The anatomy of a URL/I

Name Example(s) Purpose Notes
Protocol(location.protocol) file:///, http://, https://, git://, ftp://, ws://, ssh://, mailto:, tel: Determines the way in which the required resource is gained
  • You can sometimes combine them: git + ssh://
  • If you write a url in a page without specifying one (e.g. //test.com/test.js) then whatever protocol you're using to load the page will be used to retreive that resource
Domain Name(location.hostname) slides.com, amazon.co.uk This human-readable name maps to an external IP address (e.g. 74.125.224.72) held by machines called routers (in a routing table). It is like an 'address' for the servers to which you want to send the request. The routers use this address to direct your request to the right servers.
Port(location.port) :80, :443 Ports are like different doors to the server.

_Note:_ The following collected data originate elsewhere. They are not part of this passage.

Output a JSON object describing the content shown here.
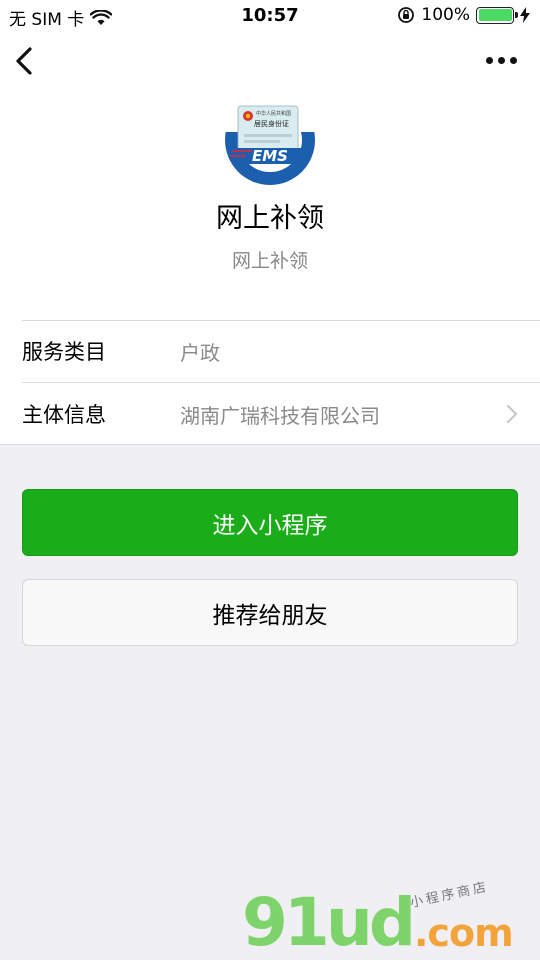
{
  "status_bar": {
    "carrier": "无 SIM 卡",
    "time": "10:57",
    "battery_percent": "100%",
    "battery_level": 1.0
  },
  "header": {
    "title": "网上补领",
    "subtitle": "网上补领"
  },
  "logo": {
    "card_text_top": "中华人民共和国",
    "card_text_mid": "居民身份证",
    "brand": "EMS"
  },
  "info": {
    "rows": [
      {
        "label": "服务类目",
        "value": "户政"
      },
      {
        "label": "主体信息",
        "value": "湖南广瑞科技有限公司"
      }
    ]
  },
  "actions": {
    "primary_label": "进入小程序",
    "secondary_label": "推荐给朋友"
  },
  "watermark": {
    "logo": "91ud",
    "domain": ".com",
    "tagline": "小程序商店"
  },
  "colors": {
    "primary_green": "#1aad19",
    "background": "#efeff4",
    "battery_green": "#4cd964"
  }
}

Having ports means that a server can direct traffic and run multiple hostings and services at once
Path(location.pathname) /cats/about.html Specifies which particular resource you wish from that server
Parameters (alias: query string)(location.search) ?page=4&filter=persians Passes supplementary data for the server to use when processing your request.
Anchor (alias: hash)(location.hash)
  • Normal link to an id in the page: #about
  • Client side Routing: #players or #players/4/7

This part of the URL originaly referenced an id on your page. If there is a matching id your browser will jump the page to it. This is called deep linking.

Later on, this part of the URL was used for 'Client-side Routing'. This allows SPAs (Single Page Applications) to keep track of their state.

SPAs use a thing called html5mode to hide the hash. So you may see http://test.com/teams/15/players, but what you're actually looking at is http://test.com#teams/15/players.

There is an event you can listen to when the hash gets manipulated, called onHashChange.

As you can see from the first column, All of these properties are available to you in javascript via the location object (window.location).

Your browsing history is also viewable and manipulable through HTML5 History API and is available in the history object (window.history).

Both history and location case sensitive, so location, not Location. (The title-cased versions are the contructor functions for those objects.)